Following a spate of consolidation, the number of private equity funds investing in India, excluding real estate funds, has now dwindled to 200-odd from as many as 500 funds in 2007-08.
The reasons for closure of funds or withdrawal ranged from bad investments to fund-raising issues and limited partners (LPs) withdrawing support, according to PwC India Executive Director and Leader — Private Equity Sanjeev Krishan.
A lot of funds have already shut shop as they did not have a great track record. Some of these small funds, with corpus of $150-200 million, made bad investments. Many of them could not even invest their complete corpus, resulting in LPs withdrawing allocations.
Either because they made bad investments, or LPs withdrew support, or they couldn’t raise further funding, many funds have closed down or withdrew from India.
Has fund raising been a challenge for India in recent times?
It has been a challenge in recent times. A number of general partners had not done well compared with the investments of 2006, 2007 and 2008. Also, India’s macros have not been all that great for the last three to four years, there has been policy paralysis, and issues related to governance. LPs have been watching all these and they are cagey about committing additional funding for India. I think in the near term this will continue to be an issue.
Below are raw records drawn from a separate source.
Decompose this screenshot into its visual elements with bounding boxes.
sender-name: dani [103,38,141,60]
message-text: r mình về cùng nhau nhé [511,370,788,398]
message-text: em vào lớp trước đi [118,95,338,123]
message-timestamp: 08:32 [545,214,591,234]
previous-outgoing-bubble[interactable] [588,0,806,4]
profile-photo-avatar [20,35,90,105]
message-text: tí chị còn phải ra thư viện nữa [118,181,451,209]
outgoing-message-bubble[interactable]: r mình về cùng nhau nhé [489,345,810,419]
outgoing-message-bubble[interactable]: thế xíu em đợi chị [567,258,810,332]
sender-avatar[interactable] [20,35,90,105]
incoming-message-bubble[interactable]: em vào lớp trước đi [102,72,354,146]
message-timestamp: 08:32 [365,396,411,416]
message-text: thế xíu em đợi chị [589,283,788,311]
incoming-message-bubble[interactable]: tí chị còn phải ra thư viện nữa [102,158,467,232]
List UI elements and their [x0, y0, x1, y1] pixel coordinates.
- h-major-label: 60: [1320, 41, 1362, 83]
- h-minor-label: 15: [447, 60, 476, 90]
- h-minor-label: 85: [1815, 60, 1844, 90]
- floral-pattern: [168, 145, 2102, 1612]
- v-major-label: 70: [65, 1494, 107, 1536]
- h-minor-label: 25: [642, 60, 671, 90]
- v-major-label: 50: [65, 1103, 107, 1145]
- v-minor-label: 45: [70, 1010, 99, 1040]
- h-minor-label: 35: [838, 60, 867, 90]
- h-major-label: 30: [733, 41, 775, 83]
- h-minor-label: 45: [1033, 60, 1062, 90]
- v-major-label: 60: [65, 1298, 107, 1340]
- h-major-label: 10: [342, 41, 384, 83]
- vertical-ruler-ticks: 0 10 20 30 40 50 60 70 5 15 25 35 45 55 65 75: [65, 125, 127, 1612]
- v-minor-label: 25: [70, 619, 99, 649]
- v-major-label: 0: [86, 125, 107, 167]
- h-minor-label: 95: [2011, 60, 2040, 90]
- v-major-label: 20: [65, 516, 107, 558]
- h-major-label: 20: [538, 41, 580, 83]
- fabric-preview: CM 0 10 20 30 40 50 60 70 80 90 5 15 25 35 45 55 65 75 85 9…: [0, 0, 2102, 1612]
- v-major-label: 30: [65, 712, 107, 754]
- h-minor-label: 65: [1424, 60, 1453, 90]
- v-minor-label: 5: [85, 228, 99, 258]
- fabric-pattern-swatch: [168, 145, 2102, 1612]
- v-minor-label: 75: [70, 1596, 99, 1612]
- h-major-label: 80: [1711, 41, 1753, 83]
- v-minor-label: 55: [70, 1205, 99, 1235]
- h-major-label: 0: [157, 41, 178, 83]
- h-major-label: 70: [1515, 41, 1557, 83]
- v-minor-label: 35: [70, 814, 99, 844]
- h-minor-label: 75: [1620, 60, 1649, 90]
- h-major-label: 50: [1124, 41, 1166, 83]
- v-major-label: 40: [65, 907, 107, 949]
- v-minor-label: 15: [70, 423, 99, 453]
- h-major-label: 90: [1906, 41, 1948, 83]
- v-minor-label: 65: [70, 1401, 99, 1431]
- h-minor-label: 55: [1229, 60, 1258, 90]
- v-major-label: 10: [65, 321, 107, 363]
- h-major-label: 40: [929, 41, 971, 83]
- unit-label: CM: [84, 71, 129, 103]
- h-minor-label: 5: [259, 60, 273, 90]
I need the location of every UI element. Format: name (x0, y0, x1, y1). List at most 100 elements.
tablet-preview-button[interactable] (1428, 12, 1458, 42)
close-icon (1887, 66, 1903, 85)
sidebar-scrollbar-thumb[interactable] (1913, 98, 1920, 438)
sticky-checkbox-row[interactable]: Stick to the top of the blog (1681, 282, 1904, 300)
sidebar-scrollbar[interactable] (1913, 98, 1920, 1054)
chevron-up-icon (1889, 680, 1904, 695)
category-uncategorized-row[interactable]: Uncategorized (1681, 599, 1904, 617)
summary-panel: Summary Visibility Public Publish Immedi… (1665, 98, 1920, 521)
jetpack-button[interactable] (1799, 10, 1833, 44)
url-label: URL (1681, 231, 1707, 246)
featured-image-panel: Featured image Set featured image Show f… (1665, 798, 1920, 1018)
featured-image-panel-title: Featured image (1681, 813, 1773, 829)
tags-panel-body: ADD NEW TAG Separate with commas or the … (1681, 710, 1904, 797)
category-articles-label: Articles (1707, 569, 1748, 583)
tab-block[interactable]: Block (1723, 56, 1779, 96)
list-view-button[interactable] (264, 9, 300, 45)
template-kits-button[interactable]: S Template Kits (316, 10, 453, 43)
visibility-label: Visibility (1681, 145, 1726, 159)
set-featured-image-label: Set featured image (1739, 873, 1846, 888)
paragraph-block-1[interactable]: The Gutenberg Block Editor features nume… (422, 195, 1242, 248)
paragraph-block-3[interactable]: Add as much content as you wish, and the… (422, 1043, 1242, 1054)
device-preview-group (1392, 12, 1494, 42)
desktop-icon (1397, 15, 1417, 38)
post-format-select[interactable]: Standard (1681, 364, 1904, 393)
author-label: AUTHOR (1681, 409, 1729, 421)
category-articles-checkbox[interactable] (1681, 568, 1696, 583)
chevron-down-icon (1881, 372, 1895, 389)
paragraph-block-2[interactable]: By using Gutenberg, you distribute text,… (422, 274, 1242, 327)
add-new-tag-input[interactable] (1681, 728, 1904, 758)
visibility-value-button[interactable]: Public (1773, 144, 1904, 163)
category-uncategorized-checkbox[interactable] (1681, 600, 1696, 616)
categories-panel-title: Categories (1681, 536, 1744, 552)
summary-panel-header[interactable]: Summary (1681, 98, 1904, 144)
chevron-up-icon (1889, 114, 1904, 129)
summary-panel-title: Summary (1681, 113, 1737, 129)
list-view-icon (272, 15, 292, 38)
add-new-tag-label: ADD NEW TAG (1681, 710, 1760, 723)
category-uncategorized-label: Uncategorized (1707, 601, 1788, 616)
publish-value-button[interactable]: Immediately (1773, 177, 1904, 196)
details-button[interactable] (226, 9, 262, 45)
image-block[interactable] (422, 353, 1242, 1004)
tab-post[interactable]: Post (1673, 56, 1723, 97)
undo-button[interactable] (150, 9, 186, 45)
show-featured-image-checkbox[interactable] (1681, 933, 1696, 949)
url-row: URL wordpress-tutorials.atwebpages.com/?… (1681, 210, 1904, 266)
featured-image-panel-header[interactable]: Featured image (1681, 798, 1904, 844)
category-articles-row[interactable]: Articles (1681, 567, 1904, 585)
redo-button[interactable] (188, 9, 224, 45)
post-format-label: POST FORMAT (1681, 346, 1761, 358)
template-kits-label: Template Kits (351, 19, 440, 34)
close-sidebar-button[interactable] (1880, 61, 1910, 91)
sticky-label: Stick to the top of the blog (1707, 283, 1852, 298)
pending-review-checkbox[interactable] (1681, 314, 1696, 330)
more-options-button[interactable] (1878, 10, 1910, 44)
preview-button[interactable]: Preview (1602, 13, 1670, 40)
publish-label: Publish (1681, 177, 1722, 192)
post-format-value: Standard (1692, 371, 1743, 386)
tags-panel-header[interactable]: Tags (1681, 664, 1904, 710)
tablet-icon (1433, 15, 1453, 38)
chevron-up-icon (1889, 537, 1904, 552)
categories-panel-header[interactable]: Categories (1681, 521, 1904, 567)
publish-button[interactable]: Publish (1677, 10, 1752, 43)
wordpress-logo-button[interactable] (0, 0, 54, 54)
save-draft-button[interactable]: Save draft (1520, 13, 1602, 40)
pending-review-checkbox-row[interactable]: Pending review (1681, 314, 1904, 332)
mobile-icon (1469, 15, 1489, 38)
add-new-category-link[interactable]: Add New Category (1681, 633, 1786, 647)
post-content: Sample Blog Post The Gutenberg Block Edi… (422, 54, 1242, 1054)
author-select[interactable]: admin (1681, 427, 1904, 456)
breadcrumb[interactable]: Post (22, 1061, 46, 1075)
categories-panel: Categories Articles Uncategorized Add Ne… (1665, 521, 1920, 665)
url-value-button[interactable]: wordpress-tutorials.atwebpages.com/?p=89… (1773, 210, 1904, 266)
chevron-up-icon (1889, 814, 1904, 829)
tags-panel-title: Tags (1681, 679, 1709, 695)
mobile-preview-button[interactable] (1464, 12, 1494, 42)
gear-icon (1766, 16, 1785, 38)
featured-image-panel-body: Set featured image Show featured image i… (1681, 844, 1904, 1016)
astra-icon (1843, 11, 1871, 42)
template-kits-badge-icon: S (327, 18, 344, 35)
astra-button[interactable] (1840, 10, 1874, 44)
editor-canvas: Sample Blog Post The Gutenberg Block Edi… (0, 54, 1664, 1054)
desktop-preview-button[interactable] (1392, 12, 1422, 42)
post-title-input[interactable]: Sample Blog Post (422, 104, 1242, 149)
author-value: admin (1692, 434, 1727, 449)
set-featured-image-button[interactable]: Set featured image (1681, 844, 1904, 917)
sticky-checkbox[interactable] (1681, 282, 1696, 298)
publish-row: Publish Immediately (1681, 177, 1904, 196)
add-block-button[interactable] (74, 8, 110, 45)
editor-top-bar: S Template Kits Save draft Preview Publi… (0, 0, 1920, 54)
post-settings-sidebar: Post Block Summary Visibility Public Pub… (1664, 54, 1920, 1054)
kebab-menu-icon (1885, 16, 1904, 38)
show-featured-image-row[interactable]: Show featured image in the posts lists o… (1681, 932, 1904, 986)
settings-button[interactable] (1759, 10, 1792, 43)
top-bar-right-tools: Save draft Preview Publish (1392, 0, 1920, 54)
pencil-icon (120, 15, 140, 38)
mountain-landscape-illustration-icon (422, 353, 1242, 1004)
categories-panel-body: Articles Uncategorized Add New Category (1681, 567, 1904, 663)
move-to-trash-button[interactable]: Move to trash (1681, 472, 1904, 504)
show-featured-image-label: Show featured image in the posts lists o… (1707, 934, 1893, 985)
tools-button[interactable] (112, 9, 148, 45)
We are seeing some LPs directly wanting to invest in India already, and I think this is an emerging theme. So, fund raising for India, at this juncture is a challenge.
Is India ready for the Real Estate Investment Trust (REIT) regime?
I think, institutionally, India might be some time away from acknowledging the REIT regime. In the interim, Singapore will continue to work.
On the emerging trends in the PE space…
A new theme that has come in over the last two to three years is funds investing through NBFC vehicles.
They are not doing traditional PE, but structured finance transactions. In the next two to three years, even though India will continue to be a growth capital market, the share of buyout will increase.
Another emerging trend, to my mind, would be the LPs starting to invest in India directly.
In 2013, the preferred modes of exits were buybacks and secondary sales. What do you think would be the chosen exit models this year?
In the near term, secondary sales would continue to be the main focus.
The strategic investors from Japan are quite focused on India and that will result in some strategic sales. I think if foreign investors come back to the country, then the strategic sale route would open up.
Going forward, which are the sectors that would be on top of the mind of PE investors this year?
The sectors that would be in focus would be information technology, e-commerce, life sciences, healthcare, consumer, warehousing and logistics. Infrastructure and infrastructure services are not going to be of interest.